How Misinformation Spread on Facebook During the 2020 Election: A Slow Burn Fueled by Peer-to-Peer Sharing
The 2020 U.S. election cycle was a tumultuous period marked by a global pandemic, political polarization, and a pervasive atmosphere of distrust in traditional media. The proliferation of "fake news" and misinformation became a central concern, raising questions about how false narratives spread and gained traction online. A new study from Northeastern University sheds light on the dynamics of misinformation dissemination on Facebook during this critical period, revealing key differences in its spread compared to other content.
Researchers analyzed Facebook posts shared between the summer of 2020 and February 1, 2021, including content flagged as false by third-party fact-checkers. Their findings, published in Sociological Science, reveal that misinformation spread distinctly differently from other types of content. While typical content often experienced a "big bang" distribution, rapidly disseminating through shares from large Pages and Groups, misinformation followed a "slow burn" pattern, gradually proliferating through peer-to-peer sharing among individual users.
This difference in propagation patterns can be attributed to Facebook’s content moderation policies at the time. The platform focused its efforts on tackling misinformation originating from Pages and Groups, implementing penalties like reduced visibility for those spreading false information. Individual users, however, faced less scrutiny, creating a loophole for misinformation to spread through personal networks. This dynamic incentivized the shift from large-scale broadcasts of false narratives to a more distributed, person-to-person sharing model.
The study’s findings illustrate the effectiveness of Facebook’s targeted interventions. By cracking down on Pages and Groups, the platform successfully disrupted the traditional "big bang" distribution of misinformation. However, this also had the unintended consequence of driving the spread of false narratives underground, so to speak. Individual users, facing less stringent oversight, became the primary vectors of misinformation dissemination.
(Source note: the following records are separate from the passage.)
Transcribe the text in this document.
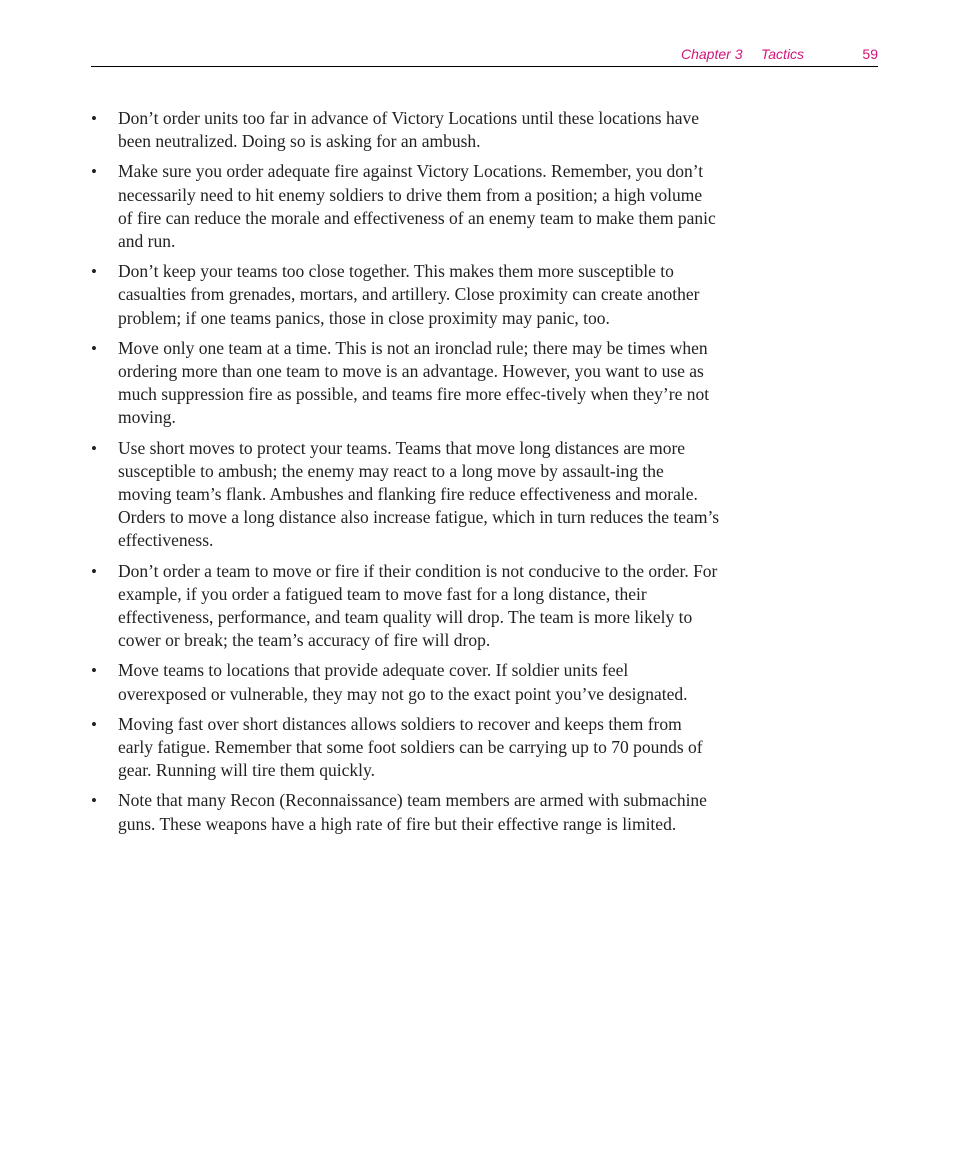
Chapter 3 Tactics	59
• Don’t order units too far in advance of Victory Locations until these locations have been neutralized. Doing so is asking for an ambush.
• Make sure you order adequate fire against Victory Locations. Remember, you don’t necessarily need to hit enemy soldiers to drive them from a position; a high volume of fire can reduce the morale and effectiveness of an enemy team to make them panic and run.
• Don’t keep your teams too close together. This makes them more susceptible to casualties from grenades, mortars, and artillery. Close proximity can create another problem; if one teams panics, those in close proximity may panic, too.
• Move only one team at a time. This is not an ironclad rule; there may be times when ordering more than one team to move is an advantage. However, you want to use as much suppression fire as possible, and teams fire more effec-tively when they’re not moving.
• Use short moves to protect your teams. Teams that move long distances are more susceptible to ambush; the enemy may react to a long move by assault-ing the moving team’s flank. Ambushes and flanking fire reduce effectiveness and morale. Orders to move a long distance also increase fatigue, which in turn reduces the team’s effectiveness.
• Don’t order a team to move or fire if their condition is not conducive to the order. For example, if you order a fatigued team to move fast for a long distance, their effectiveness, performance, and team quality will drop. The team is more likely to cower or break; the team’s accuracy of fire will drop.
• Move teams to locations that provide adequate cover. If soldier units feel overexposed or vulnerable, they may not go to the exact point you’ve designated.
• Moving fast over short distances allows soldiers to recover and keeps them from early fatigue. Remember that some foot soldiers can be carrying up to 70 pounds of gear. Running will tire them quickly.
• Note that many Recon (Reconnaissance) team members are armed with submachine guns. These weapons have a high rate of fire but their effective range is limited.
This "whack-a-mole" effect highlights the challenges of effectively policing misinformation online, as platforms must constantly adapt to evolving tactics.
The research also identified a small but highly influential group of users – approximately 1% of the total user base – who played a disproportionate role in spreading misinformation. These "superspreaders" were responsible for the majority of reshares, demonstrating how a relatively small number of individuals can significantly amplify false narratives. This finding underscores the importance of understanding the motivations and behaviors of these key players in order to develop more effective countermeasures.
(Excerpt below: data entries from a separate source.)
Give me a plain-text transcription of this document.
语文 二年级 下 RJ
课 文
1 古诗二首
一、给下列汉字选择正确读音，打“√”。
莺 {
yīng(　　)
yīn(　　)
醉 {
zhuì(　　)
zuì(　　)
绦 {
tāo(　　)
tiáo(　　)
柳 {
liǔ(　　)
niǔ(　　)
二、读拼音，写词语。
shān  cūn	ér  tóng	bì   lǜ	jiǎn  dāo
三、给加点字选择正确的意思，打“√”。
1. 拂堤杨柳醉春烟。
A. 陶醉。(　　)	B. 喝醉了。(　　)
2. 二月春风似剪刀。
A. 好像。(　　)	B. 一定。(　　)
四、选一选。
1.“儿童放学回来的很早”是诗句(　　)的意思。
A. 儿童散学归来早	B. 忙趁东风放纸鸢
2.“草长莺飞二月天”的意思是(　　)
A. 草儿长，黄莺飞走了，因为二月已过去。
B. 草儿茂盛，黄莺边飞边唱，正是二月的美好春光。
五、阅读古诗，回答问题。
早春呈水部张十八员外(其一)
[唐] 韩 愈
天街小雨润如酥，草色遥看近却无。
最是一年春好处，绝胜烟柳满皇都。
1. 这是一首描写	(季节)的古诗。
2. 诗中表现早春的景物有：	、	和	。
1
The study provides valuable insights into the evolving landscape of online misinformation. The shift towards peer-to-peer sharing necessitates new strategies for combating the spread of false narratives. While platform-level interventions targeting large sources of misinformation remain crucial, efforts must also address the decentralized and often more insidious spread of misinformation through individual networks. This may involve promoting media literacy, empowering users to critically evaluate information, and exploring ways to disrupt the influence of superspreaders.
The limitations of the study should also be acknowledged. The research focused specifically on Facebook and the 2020 election timeframe. Changes in platform policies, algorithms, and data access mean that a similar study cannot be conducted for more recent elections. Nonetheless, the findings offer important lessons for understanding the dynamics of misinformation and informing future efforts to combat its spread. The 2020 election serves as a case study in how misinformation can adapt and thrive even in the face of platform interventions, highlighting the continuing need for vigilance and innovative solutions.